Kamala Harris found out about this when she carried out an exquisitely planned bus ambush against Biden 40 years ago, which was an intense controversy. President Donald Trump will want to beat Biden over the crime law passed over a quarter of a century ago and his vote for the second war in Iraq, Biden’s most recent legislative vulnerability since his election less than two decades ago.

Biden’s candidacy is of interest only to the extent that he is susceptible to gawking. His dropouts are not Hillary Clinton-style gaffes that are characterized by arrogance and offensive rejection and make them a collective call for the other side – their question at a controversial hearing in Benghazi: “What difference does it make at this point?”; marking some Trump supporters as “deplorable”.

Instead, Biden’s gaffes – the verbal complications, incomplete sentences, strange mix-ups – are amusing and worrying. They are used to represent the case that he’s not up to the job, but they don’t make anyone hate Biden.

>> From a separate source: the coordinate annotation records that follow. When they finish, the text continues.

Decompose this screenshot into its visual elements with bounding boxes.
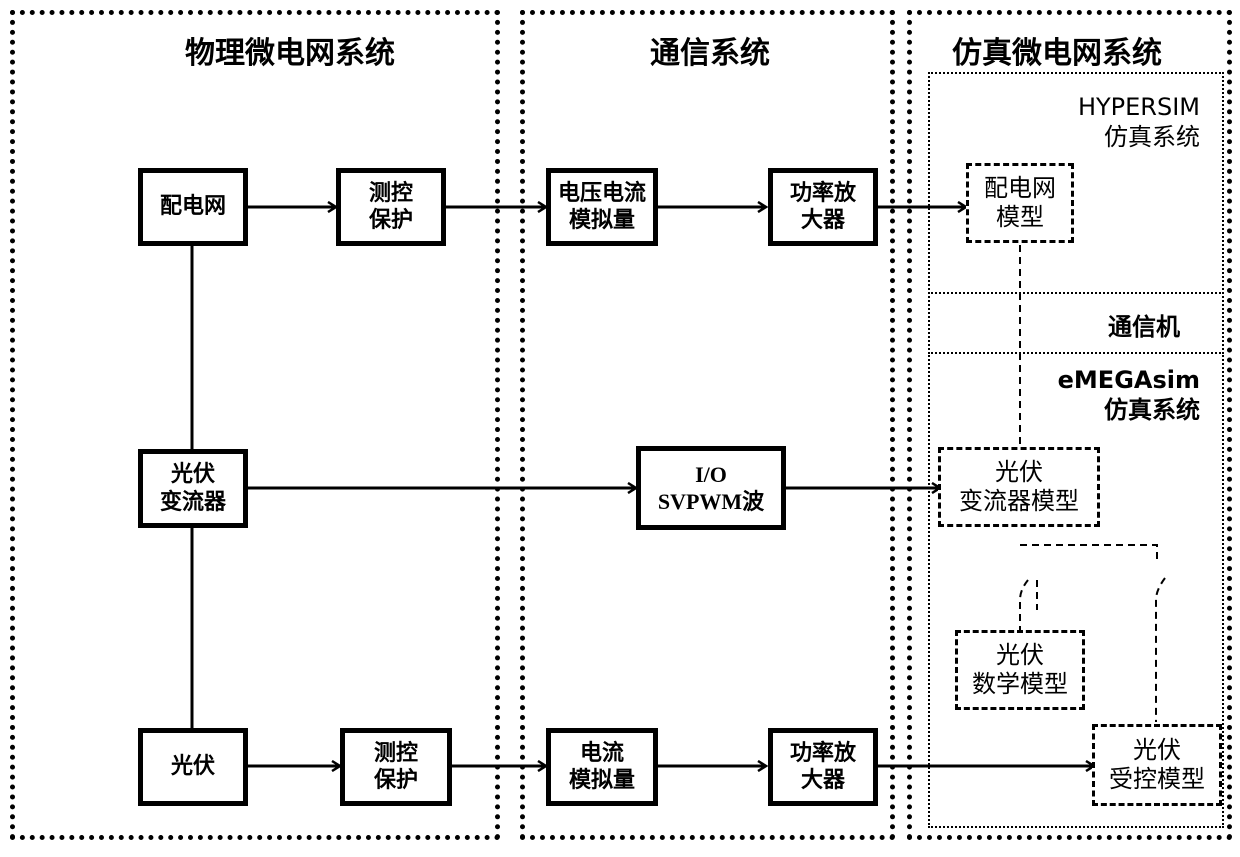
box-io-svpwm-line2: SVPWM波: [657, 489, 765, 514]
box-power-amp-top-line2: 大器: [800, 208, 845, 233]
box-power-amp-top-line1: 功率放: [789, 180, 856, 206]
box-pv: 光伏: [138, 728, 248, 806]
box-protection-top: 测控 保护: [336, 168, 446, 246]
box-pv-inverter-line2: 变流器: [159, 489, 226, 515]
box-protection-bottom-line2: 保护: [373, 768, 418, 793]
box-pv-inverter-line1: 光伏: [170, 462, 215, 487]
box-pv-inverter: 光伏 变流器: [138, 449, 248, 528]
model-pv-controlled-line1: 光伏: [1133, 736, 1181, 765]
box-protection-bottom-line1: 测控: [373, 740, 418, 766]
model-distribution-network-line1: 配电网: [984, 174, 1056, 203]
box-current-analog: 电流 模拟量: [546, 728, 658, 806]
model-pv-math-line1: 光伏: [996, 641, 1044, 670]
box-protection-top-line1: 测控: [368, 180, 413, 206]
box-power-amp-bottom: 功率放 大器: [768, 728, 878, 806]
model-pv-math: 光伏 数学模型: [955, 630, 1085, 710]
dash-inverter-model-to-controlled: [1020, 544, 1158, 560]
box-current-analog-line2: 模拟量: [568, 768, 635, 793]
box-power-amp-bottom-line1: 功率放: [789, 740, 856, 766]
box-power-amp-bottom-line2: 大器: [800, 768, 845, 793]
box-power-amp-top: 功率放 大器: [768, 168, 878, 246]
box-protection-top-line2: 保护: [368, 208, 413, 233]
dash-switch-right: [1155, 577, 1166, 722]
box-pv-label: 光伏: [170, 754, 215, 780]
box-distribution-network-label: 配电网: [159, 194, 226, 220]
model-pv-math-line2: 数学模型: [972, 670, 1068, 698]
model-pv-inverter-line1: 光伏: [995, 458, 1043, 487]
box-io-svpwm-line1: I/O: [695, 461, 727, 487]
model-pv-inverter-line2: 变流器模型: [959, 487, 1079, 515]
model-pv-controlled: 光伏 受控模型: [1092, 724, 1222, 806]
box-voltage-current-analog-line2: 模拟量: [568, 208, 635, 233]
model-pv-inverter: 光伏 变流器模型: [938, 447, 1100, 527]
box-voltage-current-analog-line1: 电压电流: [557, 180, 646, 206]
dash-switch-left: [1019, 579, 1029, 630]
model-distribution-network: 配电网 模型: [966, 163, 1074, 243]
box-distribution-network: 配电网: [138, 168, 248, 246]
box-io-svpwm: I/O SVPWM波: [636, 446, 786, 530]
box-voltage-current-analog: 电压电流 模拟量: [546, 168, 658, 246]
model-distribution-network-line2: 模型: [996, 203, 1044, 231]
box-current-analog-line1: 电流: [579, 740, 624, 766]
model-pv-controlled-line2: 受控模型: [1109, 765, 1205, 793]
box-protection-bottom: 测控 保护: [340, 728, 452, 806]
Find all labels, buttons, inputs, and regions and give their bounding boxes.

He cannot even generate strong feelings in his partisan opposition.

All in all, Biden deserves credit for his insight from the start that the Democratic Party was not defined by the awakening of Twitter and that the Obama Biden Democrats, as he calls them, were still the focus of the party. He rightly believed – or hoped – that African-American voters would get him through.

He also demonstrated the remarkable persistence of a dejected and humiliated politician who got up and carried on every day. His greatest strength is obviously his ability to connect with others who have suffered personal loss.

His victories on and after Super Tuesday showed that the Democrats were ready to go massively for an uninspired candidacy, and the same momentum may continue in November.

In this case, Biden could be worse off than staying in his basement for the duration.